After Microsoft Corp. said last week that Bill Gates will step away from a day-to-day role at the company over the next two years, users lauded his contributions to Microsoft and the IT industry. But many said they think the change could be positive for Microsoft as it maneuvers to fend off competition fromGoogle Inc., Linux vendors and other emerging rivals.

For example, Christopher Wanko, a lead systems analyst at Schering-Plough Kenilworth, N.J., described the transition plan as "absolutely good news" for Microsoft. It comes "at a time when the old school needs to become a hallowed memory, and new ideas and perspectives should come to the fore," Wanko said.

Gates is "a brilliant strategic thinker [who] revolutionized the industry," said John Halamka, CIO at CareGroup Healthcare System and Harvard Medical School in Boston. "However, it's clear that Microsoft has not competed well with market innovations from Google, Linux and the next generation of thin, Web-based applications."
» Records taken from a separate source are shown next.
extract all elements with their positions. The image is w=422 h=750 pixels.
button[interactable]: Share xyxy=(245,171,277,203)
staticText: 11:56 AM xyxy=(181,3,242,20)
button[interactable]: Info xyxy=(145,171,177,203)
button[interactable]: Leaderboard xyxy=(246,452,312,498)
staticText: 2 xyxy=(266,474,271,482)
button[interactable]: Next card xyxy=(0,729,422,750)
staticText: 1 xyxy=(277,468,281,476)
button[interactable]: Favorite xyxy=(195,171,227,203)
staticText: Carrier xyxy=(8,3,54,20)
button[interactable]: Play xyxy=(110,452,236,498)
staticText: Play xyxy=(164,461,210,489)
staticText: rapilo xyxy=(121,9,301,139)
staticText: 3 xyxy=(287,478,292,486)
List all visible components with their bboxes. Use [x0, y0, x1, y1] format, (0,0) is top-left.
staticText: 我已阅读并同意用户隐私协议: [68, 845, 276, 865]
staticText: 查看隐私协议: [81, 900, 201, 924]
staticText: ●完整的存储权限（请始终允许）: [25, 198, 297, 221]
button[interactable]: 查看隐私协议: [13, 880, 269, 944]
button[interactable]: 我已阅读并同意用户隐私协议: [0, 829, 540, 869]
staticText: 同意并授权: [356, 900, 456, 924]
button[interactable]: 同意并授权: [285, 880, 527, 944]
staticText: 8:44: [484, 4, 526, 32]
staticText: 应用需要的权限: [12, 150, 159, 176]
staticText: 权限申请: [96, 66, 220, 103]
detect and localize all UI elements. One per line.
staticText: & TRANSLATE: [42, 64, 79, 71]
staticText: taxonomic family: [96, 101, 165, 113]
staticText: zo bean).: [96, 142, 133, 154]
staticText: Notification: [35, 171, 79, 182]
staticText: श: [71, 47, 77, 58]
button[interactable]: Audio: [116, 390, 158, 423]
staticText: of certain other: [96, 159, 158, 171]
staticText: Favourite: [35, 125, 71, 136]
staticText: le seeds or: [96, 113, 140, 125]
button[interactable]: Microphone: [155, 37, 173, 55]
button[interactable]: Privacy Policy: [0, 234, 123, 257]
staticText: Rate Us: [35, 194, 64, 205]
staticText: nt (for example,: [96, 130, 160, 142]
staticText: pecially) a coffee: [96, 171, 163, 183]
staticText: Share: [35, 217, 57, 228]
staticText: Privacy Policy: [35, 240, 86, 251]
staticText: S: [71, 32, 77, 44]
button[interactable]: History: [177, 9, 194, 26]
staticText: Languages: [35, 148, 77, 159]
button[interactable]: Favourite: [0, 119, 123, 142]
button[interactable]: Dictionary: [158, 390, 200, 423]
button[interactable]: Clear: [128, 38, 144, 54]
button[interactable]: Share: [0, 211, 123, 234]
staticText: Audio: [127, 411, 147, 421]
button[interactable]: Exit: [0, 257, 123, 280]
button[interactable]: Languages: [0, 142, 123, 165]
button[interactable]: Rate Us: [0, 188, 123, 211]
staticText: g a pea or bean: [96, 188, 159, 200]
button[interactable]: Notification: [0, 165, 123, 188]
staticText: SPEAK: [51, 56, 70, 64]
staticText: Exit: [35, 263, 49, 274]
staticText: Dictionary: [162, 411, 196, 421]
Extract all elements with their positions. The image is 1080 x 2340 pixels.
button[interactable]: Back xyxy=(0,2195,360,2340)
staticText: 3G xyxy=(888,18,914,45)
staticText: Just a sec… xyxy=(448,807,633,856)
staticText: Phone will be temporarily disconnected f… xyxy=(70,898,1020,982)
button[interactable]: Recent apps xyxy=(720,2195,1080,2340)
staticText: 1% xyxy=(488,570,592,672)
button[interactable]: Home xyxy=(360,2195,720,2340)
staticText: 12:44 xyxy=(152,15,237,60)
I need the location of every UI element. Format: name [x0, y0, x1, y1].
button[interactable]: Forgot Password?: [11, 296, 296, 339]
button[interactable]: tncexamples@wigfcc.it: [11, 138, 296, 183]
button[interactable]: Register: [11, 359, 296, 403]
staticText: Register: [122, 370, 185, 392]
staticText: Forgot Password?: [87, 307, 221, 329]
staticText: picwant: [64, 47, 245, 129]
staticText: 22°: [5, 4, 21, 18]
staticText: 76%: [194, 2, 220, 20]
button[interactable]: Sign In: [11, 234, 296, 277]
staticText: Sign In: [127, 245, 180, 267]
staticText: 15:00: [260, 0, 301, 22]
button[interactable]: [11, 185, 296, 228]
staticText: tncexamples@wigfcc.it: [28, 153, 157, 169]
The software vendor "needs to transform itself, and new leaders in day-to-day operations may create opportunities for radical change," he added.

Ann Harten, vice president of global information systems at office furniture maker Haworth Inc. in Holland, Mich., noted that "a new perspective, with Bill's ongoing guidance, might be a refreshing approach" for Microsoft -- particularly if the company's focus shifts to "accurate and usable [product] delivery."